Newton’s Method
Click on the plot to set an initial guess and watch the tangent-line iterations converge to a root. Different starting points may lead to different roots — click many times to paint the basins of attraction.
| n | xn | f(xn) | |error| |
|---|---|---|---|
| Click to start | |||
How it works
Newton’s method (also called Newton-Raphson) is one of the most powerful root-finding algorithms in mathematics. Starting from an initial guess x₀, each iteration draws the tangent line to the function at the current point and takes the x-intercept of that tangent line as the next guess. The formula is simple: xn+1 = xn − f(xn)/f′(xn).
When it works well, Newton’s method converges quadratically — the number of correct digits roughly doubles with each step. Finding √2 to 15 decimal places takes only about 5 iterations. But the method can also behave chaotically. For functions with multiple roots, the choice of starting point determines which root the method converges to, creating intricate “basins of attraction” with fractal boundaries.

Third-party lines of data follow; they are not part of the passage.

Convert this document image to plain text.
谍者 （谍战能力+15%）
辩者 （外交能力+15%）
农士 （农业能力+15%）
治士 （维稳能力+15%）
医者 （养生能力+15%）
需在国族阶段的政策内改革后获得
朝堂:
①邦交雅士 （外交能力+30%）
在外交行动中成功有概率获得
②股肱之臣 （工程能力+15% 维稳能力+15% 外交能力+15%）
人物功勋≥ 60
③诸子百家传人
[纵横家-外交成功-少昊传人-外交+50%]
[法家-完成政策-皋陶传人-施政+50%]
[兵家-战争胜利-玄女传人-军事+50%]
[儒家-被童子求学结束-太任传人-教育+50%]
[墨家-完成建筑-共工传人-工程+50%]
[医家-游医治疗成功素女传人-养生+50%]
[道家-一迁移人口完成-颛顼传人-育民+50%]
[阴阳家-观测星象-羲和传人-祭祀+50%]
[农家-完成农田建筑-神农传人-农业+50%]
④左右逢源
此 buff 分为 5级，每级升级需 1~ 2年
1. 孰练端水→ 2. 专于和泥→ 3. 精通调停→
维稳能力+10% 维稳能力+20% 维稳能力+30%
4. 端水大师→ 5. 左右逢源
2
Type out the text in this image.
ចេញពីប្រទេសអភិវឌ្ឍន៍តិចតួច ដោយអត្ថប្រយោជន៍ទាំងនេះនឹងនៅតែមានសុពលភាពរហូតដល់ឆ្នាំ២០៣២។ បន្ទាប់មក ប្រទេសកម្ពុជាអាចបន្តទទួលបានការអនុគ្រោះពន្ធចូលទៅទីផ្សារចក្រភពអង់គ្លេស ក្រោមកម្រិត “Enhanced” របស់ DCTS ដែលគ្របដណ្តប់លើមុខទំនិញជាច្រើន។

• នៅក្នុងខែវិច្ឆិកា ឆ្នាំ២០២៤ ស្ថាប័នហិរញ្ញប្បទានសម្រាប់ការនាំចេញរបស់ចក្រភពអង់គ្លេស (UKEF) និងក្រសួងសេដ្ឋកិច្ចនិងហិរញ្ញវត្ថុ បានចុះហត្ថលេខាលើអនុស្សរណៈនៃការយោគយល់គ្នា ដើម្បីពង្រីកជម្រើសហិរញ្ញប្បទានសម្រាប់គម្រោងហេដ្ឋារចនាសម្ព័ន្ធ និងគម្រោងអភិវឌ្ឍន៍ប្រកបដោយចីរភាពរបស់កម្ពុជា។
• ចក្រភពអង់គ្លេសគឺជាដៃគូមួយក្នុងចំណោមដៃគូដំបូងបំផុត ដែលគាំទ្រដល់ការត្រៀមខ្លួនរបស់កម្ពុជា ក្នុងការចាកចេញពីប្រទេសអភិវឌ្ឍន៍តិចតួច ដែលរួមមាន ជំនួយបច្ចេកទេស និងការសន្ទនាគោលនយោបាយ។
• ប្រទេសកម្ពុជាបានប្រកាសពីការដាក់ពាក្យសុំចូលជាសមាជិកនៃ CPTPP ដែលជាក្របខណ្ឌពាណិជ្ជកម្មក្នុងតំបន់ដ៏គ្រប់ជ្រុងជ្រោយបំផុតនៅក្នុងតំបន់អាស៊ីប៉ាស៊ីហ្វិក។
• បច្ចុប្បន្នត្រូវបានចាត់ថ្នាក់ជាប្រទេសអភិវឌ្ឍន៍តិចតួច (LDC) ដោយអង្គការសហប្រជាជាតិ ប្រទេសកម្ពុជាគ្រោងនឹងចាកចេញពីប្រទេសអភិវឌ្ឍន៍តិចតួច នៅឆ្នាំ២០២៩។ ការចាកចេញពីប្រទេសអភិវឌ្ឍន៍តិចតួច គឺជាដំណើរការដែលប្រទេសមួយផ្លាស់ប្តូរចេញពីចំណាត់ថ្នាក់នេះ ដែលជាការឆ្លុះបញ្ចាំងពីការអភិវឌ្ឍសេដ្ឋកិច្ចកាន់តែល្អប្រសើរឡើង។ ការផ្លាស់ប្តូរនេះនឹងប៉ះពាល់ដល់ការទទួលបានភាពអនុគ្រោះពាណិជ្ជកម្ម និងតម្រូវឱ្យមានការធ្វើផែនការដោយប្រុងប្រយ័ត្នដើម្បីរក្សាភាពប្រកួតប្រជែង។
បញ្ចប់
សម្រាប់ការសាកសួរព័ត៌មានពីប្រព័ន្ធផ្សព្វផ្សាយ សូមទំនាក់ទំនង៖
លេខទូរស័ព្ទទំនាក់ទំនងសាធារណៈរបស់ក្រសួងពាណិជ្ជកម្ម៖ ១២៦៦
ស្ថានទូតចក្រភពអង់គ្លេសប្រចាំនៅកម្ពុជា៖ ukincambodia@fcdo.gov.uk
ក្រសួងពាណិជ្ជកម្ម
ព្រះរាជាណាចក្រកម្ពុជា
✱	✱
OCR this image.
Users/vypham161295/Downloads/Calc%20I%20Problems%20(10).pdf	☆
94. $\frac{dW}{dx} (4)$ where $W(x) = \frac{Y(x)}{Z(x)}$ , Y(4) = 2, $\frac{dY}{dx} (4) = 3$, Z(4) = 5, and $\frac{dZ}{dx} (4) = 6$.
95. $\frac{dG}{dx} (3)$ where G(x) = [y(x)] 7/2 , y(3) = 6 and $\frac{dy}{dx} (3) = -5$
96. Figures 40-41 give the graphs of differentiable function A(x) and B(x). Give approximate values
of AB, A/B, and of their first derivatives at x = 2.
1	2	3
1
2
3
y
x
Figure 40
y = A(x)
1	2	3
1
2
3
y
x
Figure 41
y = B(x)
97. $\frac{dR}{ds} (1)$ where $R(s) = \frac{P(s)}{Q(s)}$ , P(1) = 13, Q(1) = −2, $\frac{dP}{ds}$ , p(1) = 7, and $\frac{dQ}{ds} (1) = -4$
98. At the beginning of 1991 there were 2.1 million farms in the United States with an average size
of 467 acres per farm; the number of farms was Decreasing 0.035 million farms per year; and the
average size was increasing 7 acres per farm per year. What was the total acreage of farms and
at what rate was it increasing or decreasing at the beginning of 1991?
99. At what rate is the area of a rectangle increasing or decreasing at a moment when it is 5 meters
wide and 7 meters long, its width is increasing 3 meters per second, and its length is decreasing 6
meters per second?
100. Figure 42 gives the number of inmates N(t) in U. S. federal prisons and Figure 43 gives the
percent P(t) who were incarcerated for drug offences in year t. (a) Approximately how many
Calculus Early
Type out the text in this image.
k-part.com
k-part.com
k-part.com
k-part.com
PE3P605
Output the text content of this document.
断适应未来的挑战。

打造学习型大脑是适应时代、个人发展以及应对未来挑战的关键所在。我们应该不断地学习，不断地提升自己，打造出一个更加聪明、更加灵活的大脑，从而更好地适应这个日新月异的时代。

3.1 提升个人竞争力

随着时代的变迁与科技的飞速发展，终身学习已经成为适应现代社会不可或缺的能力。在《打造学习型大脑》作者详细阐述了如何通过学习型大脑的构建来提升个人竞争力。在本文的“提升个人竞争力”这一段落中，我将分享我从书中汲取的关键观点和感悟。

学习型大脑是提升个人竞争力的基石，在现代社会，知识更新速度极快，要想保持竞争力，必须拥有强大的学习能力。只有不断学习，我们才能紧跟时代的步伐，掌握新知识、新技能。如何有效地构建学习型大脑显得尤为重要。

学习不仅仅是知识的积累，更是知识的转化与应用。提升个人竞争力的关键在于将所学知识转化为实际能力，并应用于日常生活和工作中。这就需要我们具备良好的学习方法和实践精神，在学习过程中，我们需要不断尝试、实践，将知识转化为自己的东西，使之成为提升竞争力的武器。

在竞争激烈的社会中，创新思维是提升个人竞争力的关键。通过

Try x³ − x and click the “Paint Basins” button. The three roots at x = −1, 0, and 1 each claim regions of the x-axis, and the boundaries between these regions can be surprisingly complex. Points near a boundary may take many iterations to converge, or may bounce unpredictably between regions before settling.
The method can fail when it encounters a point where f′(x) = 0 (a horizontal tangent), or when the iterates enter a cycle. These pathologies are visible in the visualization as divergent or oscillatory paths. Understanding where the method fails is as instructive as seeing where it succeeds.